The deal, which has a maximum value of $19 million if incentives are triggered, wasn't something the Ravens attempted to match having already communicated to Williams before free agency began about their salary cap limitations and negotiating priorities.

"I completely understand," said Williams, who had a career-high 75 tackles, four interceptions and 17 pass deflections last season. "I get it. They weren't trying to do anything at this point or bring back the old offer. No, there's no hard feelings. It's not something that you get upset about it. We won a Super Bowl, and now I'm moving on."

"We're excited," Lewis said. "Cary is leaving one great team and is excited to join another great team. The Eagles are a great organization. It's a perfect fit."


As Williams went to Philadelphia and free safety Ed Reed visited and negotiated with the Houston Texans, the Ravens officially said goodbye to a fifth starter from their defense, terminating strong safety Bernard Pollard's contract.

The Ravens have designated Pollard as a post-June 1 release, which means they'll get $2 million in salary cap room after that date and will continue to carry his $3.25 million salary-cap figure until then. They will have $1.5 million in dead money for the 2014 fiscal year for Pollard, but they don't have to pay him a $500,000 roster bonus due this week.

"We needed to find a physical presence for our secondary when we lost Dawan Landry a few years ago, and we were fortunate to land a player like Bernard," Ravens general manager Ozzie Newsome said in a statement. "He was everything we hoped he would be: physical, tough and well-prepared. Bernard takes great pride in being ready to play, and he does that year round.

"He was a good partner with Ed on our backside, and he fit in well with our team. Like we say, 'He played like a Raven.' He helped us get to an AFC championship and win a Super Bowl, and we thank him for all he did for us. There are many difficult decisions we make every offseason. They become even more difficult when they involve players who helped us get another Super Bowl trophy."

The Ravens did announce one-year contracts for safety James Ihedigbo and cornerback Chris Johnson.

Ihedigbo is a former New England Patriots and New York Jets starter who had 19 tackles and a sack for the Ravens last season. For his career, he has 109 tackles and six sacks.

Johnson forced one fumble and had seven tackles last season.

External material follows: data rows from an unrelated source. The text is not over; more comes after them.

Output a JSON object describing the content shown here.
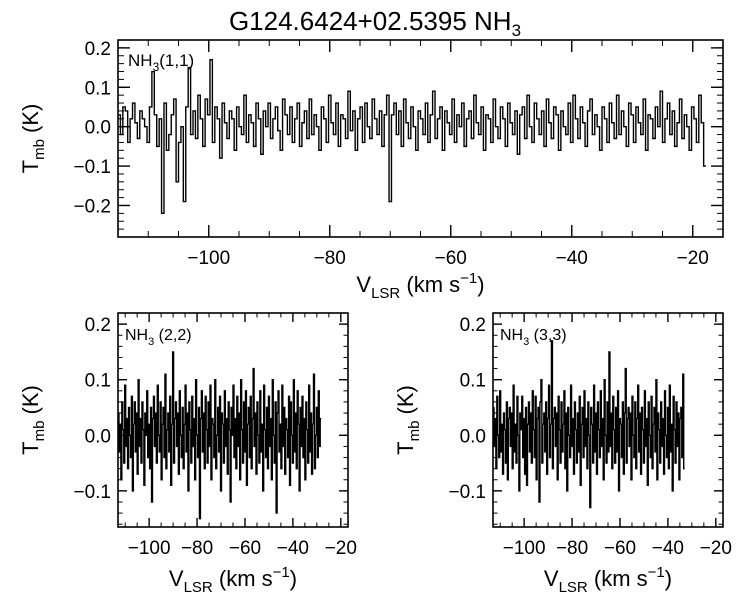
{
  "title": {
    "main": "G124.6424+02.5395 NH",
    "sub": "3"
  },
  "axis_text": {
    "y_label_main": "T",
    "y_label_sub": "mb",
    "y_label_unit": " (K)",
    "x_label_main": "V",
    "x_label_sub": "LSR",
    "x_label_unit": " (km s",
    "x_label_exp": "−1",
    "x_label_close": ")"
  },
  "chart_data": [
    {
      "type": "line",
      "panel": "NH3(1,1)",
      "label_main": "NH",
      "label_sub": "3",
      "label_tail": "(1,1)",
      "xlim": [
        -115,
        -15
      ],
      "ylim": [
        -0.28,
        0.22
      ],
      "xticks": [
        -100,
        -80,
        -60,
        -40,
        -20
      ],
      "yticks": [
        -0.2,
        -0.1,
        0.0,
        0.1,
        0.2
      ],
      "xtick_labels": [
        "−100",
        "−80",
        "−60",
        "−40",
        "−20"
      ],
      "ytick_labels": [
        "−0.2",
        "−0.1",
        "0.0",
        "0.1",
        "0.2"
      ],
      "x_start": -115,
      "x_step": 0.4,
      "y": [
        0.03,
        -0.02,
        0.05,
        0.04,
        -0.04,
        0.02,
        0.06,
        0.01,
        -0.03,
        0.04,
        0.02,
        0.0,
        -0.04,
        0.05,
        0.14,
        0.03,
        -0.05,
        0.02,
        -0.22,
        0.06,
        -0.06,
        -0.02,
        0.03,
        0.07,
        -0.14,
        -0.04,
        0.0,
        -0.19,
        0.05,
        0.15,
        -0.02,
        0.04,
        -0.03,
        0.08,
        0.02,
        -0.05,
        0.07,
        0.03,
        0.17,
        -0.04,
        0.05,
        0.02,
        -0.08,
        0.06,
        0.01,
        -0.03,
        0.04,
        0.02,
        -0.06,
        0.05,
        0.0,
        -0.02,
        0.08,
        -0.04,
        0.03,
        0.01,
        -0.05,
        0.06,
        0.02,
        -0.07,
        0.04,
        0.0,
        0.06,
        -0.03,
        0.02,
        0.05,
        -0.01,
        -0.06,
        0.07,
        0.03,
        -0.02,
        0.05,
        -0.04,
        0.02,
        0.06,
        -0.05,
        0.01,
        0.04,
        -0.03,
        0.07,
        -0.02,
        0.03,
        0.0,
        -0.06,
        0.05,
        0.02,
        -0.04,
        0.08,
        0.01,
        -0.02,
        0.06,
        -0.05,
        0.03,
        0.02,
        -0.03,
        0.09,
        -0.01,
        0.04,
        -0.06,
        0.02,
        0.05,
        -0.04,
        0.06,
        0.0,
        -0.03,
        0.07,
        0.02,
        -0.02,
        0.04,
        -0.05,
        0.03,
        0.08,
        -0.19,
        0.03,
        0.06,
        -0.02,
        0.04,
        -0.05,
        0.07,
        0.01,
        -0.03,
        0.05,
        0.0,
        -0.06,
        0.04,
        0.02,
        -0.02,
        0.06,
        -0.04,
        0.03,
        0.09,
        -0.03,
        0.02,
        0.05,
        -0.06,
        0.04,
        0.01,
        -0.02,
        0.07,
        -0.04,
        0.03,
        0.0,
        0.06,
        -0.05,
        0.02,
        0.04,
        -0.03,
        0.08,
        0.01,
        -0.02,
        0.05,
        -0.06,
        0.03,
        0.02,
        -0.04,
        0.07,
        0.0,
        -0.03,
        0.05,
        0.02,
        -0.05,
        0.06,
        0.01,
        -0.02,
        0.04,
        -0.07,
        0.03,
        0.05,
        -0.03,
        0.08,
        0.0,
        -0.04,
        0.06,
        0.02,
        -0.02,
        0.04,
        -0.05,
        0.07,
        0.01,
        -0.03,
        0.05,
        0.03,
        -0.06,
        0.04,
        0.0,
        -0.02,
        0.06,
        -0.04,
        0.08,
        0.02,
        -0.03,
        0.05,
        0.01,
        -0.05,
        0.04,
        0.07,
        -0.02,
        0.03,
        0.0,
        -0.06,
        0.05,
        0.02,
        -0.04,
        0.06,
        0.01,
        -0.03,
        0.08,
        -0.02,
        0.04,
        0.0,
        -0.05,
        0.06,
        0.03,
        -0.04,
        0.05,
        0.01,
        -0.02,
        0.07,
        -0.06,
        0.03,
        0.02,
        -0.03,
        0.05,
        0.0,
        0.09,
        -0.04,
        0.02,
        0.06,
        -0.02,
        0.04,
        -0.05,
        0.01,
        0.07,
        -0.03,
        0.03,
        0.0,
        -0.06,
        0.05,
        0.02,
        -0.04,
        0.08,
        0.01,
        -0.1
      ]
    },
    {
      "type": "line",
      "panel": "NH3(2,2)",
      "label_main": "NH",
      "label_sub": "3",
      "label_tail": " (2,2)",
      "xlim": [
        -113,
        -17
      ],
      "ylim": [
        -0.165,
        0.22
      ],
      "xticks": [
        -100,
        -80,
        -60,
        -40,
        -20
      ],
      "yticks": [
        -0.1,
        0.0,
        0.1,
        0.2
      ],
      "xtick_labels": [
        "−100",
        "−80",
        "−60",
        "−40",
        "−20"
      ],
      "ytick_labels": [
        "−0.1",
        "0.0",
        "0.1",
        "0.2"
      ],
      "x_start": -113,
      "x_step": 0.4,
      "y": [
        0.04,
        -0.03,
        0.02,
        -0.08,
        0.06,
        0.01,
        -0.05,
        0.09,
        -0.02,
        0.03,
        -0.06,
        0.05,
        0.0,
        -0.04,
        0.07,
        -0.1,
        0.02,
        0.06,
        -0.03,
        0.04,
        -0.07,
        0.1,
        -0.02,
        0.03,
        -0.05,
        0.06,
        0.01,
        -0.09,
        0.04,
        0.0,
        0.08,
        -0.04,
        0.02,
        -0.06,
        0.05,
        -0.12,
        0.03,
        0.07,
        -0.02,
        0.04,
        -0.05,
        0.09,
        0.0,
        -0.03,
        0.06,
        -0.08,
        0.02,
        0.05,
        -0.04,
        0.11,
        -0.06,
        0.01,
        0.04,
        -0.03,
        0.07,
        -0.09,
        0.02,
        0.15,
        -0.05,
        0.03,
        0.06,
        -0.02,
        0.04,
        -0.07,
        0.08,
        0.0,
        -0.04,
        0.05,
        -0.06,
        0.02,
        0.09,
        -0.03,
        0.04,
        -0.1,
        0.06,
        0.01,
        -0.05,
        0.07,
        -0.02,
        0.03,
        -0.08,
        0.1,
        0.0,
        -0.04,
        0.05,
        -0.15,
        0.03,
        0.08,
        -0.03,
        0.04,
        -0.06,
        0.07,
        0.01,
        -0.05,
        0.06,
        -0.02,
        0.09,
        -0.08,
        0.03,
        0.02,
        -0.04,
        0.1,
        -0.06,
        0.0,
        0.05,
        -0.03,
        0.07,
        -0.1,
        0.04,
        0.02,
        -0.05,
        0.08,
        -0.02,
        0.03,
        -0.07,
        0.06,
        0.01,
        -0.12,
        0.05,
        0.0,
        0.09,
        -0.04,
        0.03,
        -0.06,
        0.07,
        -0.02,
        0.04,
        -0.08,
        0.1,
        0.01,
        -0.05,
        0.06,
        -0.03,
        0.08,
        -0.09,
        0.02,
        0.05,
        -0.04,
        0.07,
        -0.06,
        0.03,
        0.12,
        -0.02,
        0.04,
        -0.07,
        0.06,
        0.0,
        -0.05,
        0.08,
        -0.03,
        0.02,
        -0.1,
        0.09,
        0.01,
        -0.04,
        0.05,
        -0.06,
        0.07,
        -0.02,
        0.03,
        -0.08,
        0.1,
        0.0,
        -0.05,
        0.06,
        -0.14,
        0.04,
        0.08,
        -0.03,
        0.02,
        -0.06,
        0.09,
        -0.02,
        0.05,
        -0.07,
        0.03,
        0.01,
        -0.04,
        0.07,
        -0.09,
        0.06,
        0.0,
        -0.05,
        0.1,
        -0.03,
        0.04,
        -0.06,
        0.08,
        0.02,
        -0.1,
        0.05,
        -0.02,
        0.07,
        -0.04,
        0.03,
        -0.08,
        0.06,
        0.01,
        -0.05,
        0.09,
        -0.03,
        0.04,
        -0.07,
        0.02,
        0.11,
        -0.06,
        0.0,
        0.05,
        -0.04,
        0.08,
        -0.02,
        0.03
      ]
    },
    {
      "type": "line",
      "panel": "NH3(3,3)",
      "label_main": "NH",
      "label_sub": "3",
      "label_tail": " (3,3)",
      "xlim": [
        -113,
        -17
      ],
      "ylim": [
        -0.165,
        0.22
      ],
      "xticks": [
        -100,
        -80,
        -60,
        -40,
        -20
      ],
      "yticks": [
        -0.1,
        0.0,
        0.1,
        0.2
      ],
      "xtick_labels": [
        "−100",
        "−80",
        "−60",
        "−40",
        "−20"
      ],
      "ytick_labels": [
        "−0.1",
        "0.0",
        "0.1",
        "0.2"
      ],
      "x_start": -113,
      "x_step": 0.4,
      "y": [
        0.05,
        -0.02,
        0.03,
        -0.06,
        0.07,
        0.0,
        -0.04,
        0.08,
        -0.03,
        0.02,
        -0.07,
        0.04,
        0.01,
        -0.05,
        0.06,
        -0.08,
        0.03,
        0.05,
        -0.02,
        0.04,
        -0.06,
        0.09,
        -0.03,
        0.02,
        -0.05,
        0.07,
        0.0,
        -0.1,
        0.04,
        0.01,
        0.07,
        -0.04,
        0.03,
        -0.07,
        0.05,
        -0.09,
        0.02,
        0.06,
        -0.03,
        0.04,
        -0.05,
        0.08,
        0.01,
        -0.04,
        0.07,
        -0.08,
        0.03,
        0.05,
        -0.12,
        0.06,
        0.1,
        -0.05,
        0.02,
        0.04,
        -0.03,
        0.06,
        -0.07,
        0.03,
        0.09,
        -0.04,
        0.02,
        0.17,
        -0.06,
        0.03,
        0.05,
        -0.02,
        0.04,
        -0.08,
        0.07,
        0.01,
        -0.05,
        0.06,
        -0.03,
        0.02,
        0.08,
        -0.06,
        0.04,
        -0.1,
        0.05,
        0.0,
        -0.04,
        0.09,
        -0.02,
        0.03,
        -0.07,
        0.06,
        0.01,
        -0.05,
        0.04,
        -0.03,
        0.07,
        -0.09,
        0.02,
        0.05,
        -0.04,
        0.08,
        -0.02,
        0.03,
        -0.06,
        0.06,
        0.0,
        -0.13,
        0.05,
        0.02,
        -0.05,
        0.09,
        -0.03,
        0.04,
        -0.07,
        0.06,
        0.01,
        -0.04,
        0.08,
        -0.02,
        0.03,
        -0.08,
        0.1,
        0.0,
        -0.05,
        0.06,
        -0.03,
        0.15,
        -0.02,
        0.04,
        -0.06,
        0.07,
        0.01,
        -0.05,
        0.05,
        -0.03,
        0.08,
        -0.1,
        0.03,
        0.02,
        -0.04,
        0.06,
        -0.07,
        0.04,
        0.12,
        -0.05,
        0.03,
        0.05,
        -0.02,
        0.04,
        -0.08,
        0.07,
        0.0,
        -0.04,
        0.06,
        -0.06,
        0.03,
        0.09,
        -0.03,
        0.04,
        -0.07,
        0.05,
        0.01,
        -0.05,
        0.08,
        -0.02,
        0.03,
        -0.09,
        0.06,
        0.0,
        -0.04,
        0.07,
        -0.06,
        0.02,
        0.05,
        -0.03,
        0.1,
        -0.08,
        0.04,
        0.01,
        -0.05,
        0.06,
        -0.02,
        0.03,
        -0.07,
        0.08,
        0.0,
        -0.04,
        0.05,
        -0.06,
        0.09,
        -0.03,
        0.02,
        -0.1,
        0.07,
        0.01,
        -0.05,
        0.06,
        -0.02,
        0.04,
        -0.08,
        0.03,
        0.05,
        -0.04,
        0.11,
        -0.06
      ]
    }
  ]
}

Meanwhile, the Ravens remain in touch with former Pittsburgh Steelers star outside linebacker James Harrison and are scheduled to talk again Saturday, according to his agent, Bill Parise.

No contract discussions have been launched between Harrison and Newsome at this time and no deal is imminent. However, the interest is apparently mutual.

Harrison, 34, is a five-time Pro Bowl selection and former NFL Defensive Player of the Year who was cut by Pittsburgh when he wouldn't accept a reduction of his $6.57 million salary.

"I've talked to Ozzie and we're going to talk again Saturday," Parise said. "Their timeline is a little slower at this point, but Ozzie's going to have to sign at least a couple of linebackers. I know where we stand.

"He's made it clear that there's interest from the Ravens, and we have an interest. We would like that very much for James to wind up with great organization like the Ravens. So, we'll wait and see where it goes."

Parise said he's spoken with six other teams regarding Harrison, who was briefly with the Ravens prior to joining the Steelers.

"We've got a pretty strong core of teams," Parise said. "We're starting to get a better definition of things."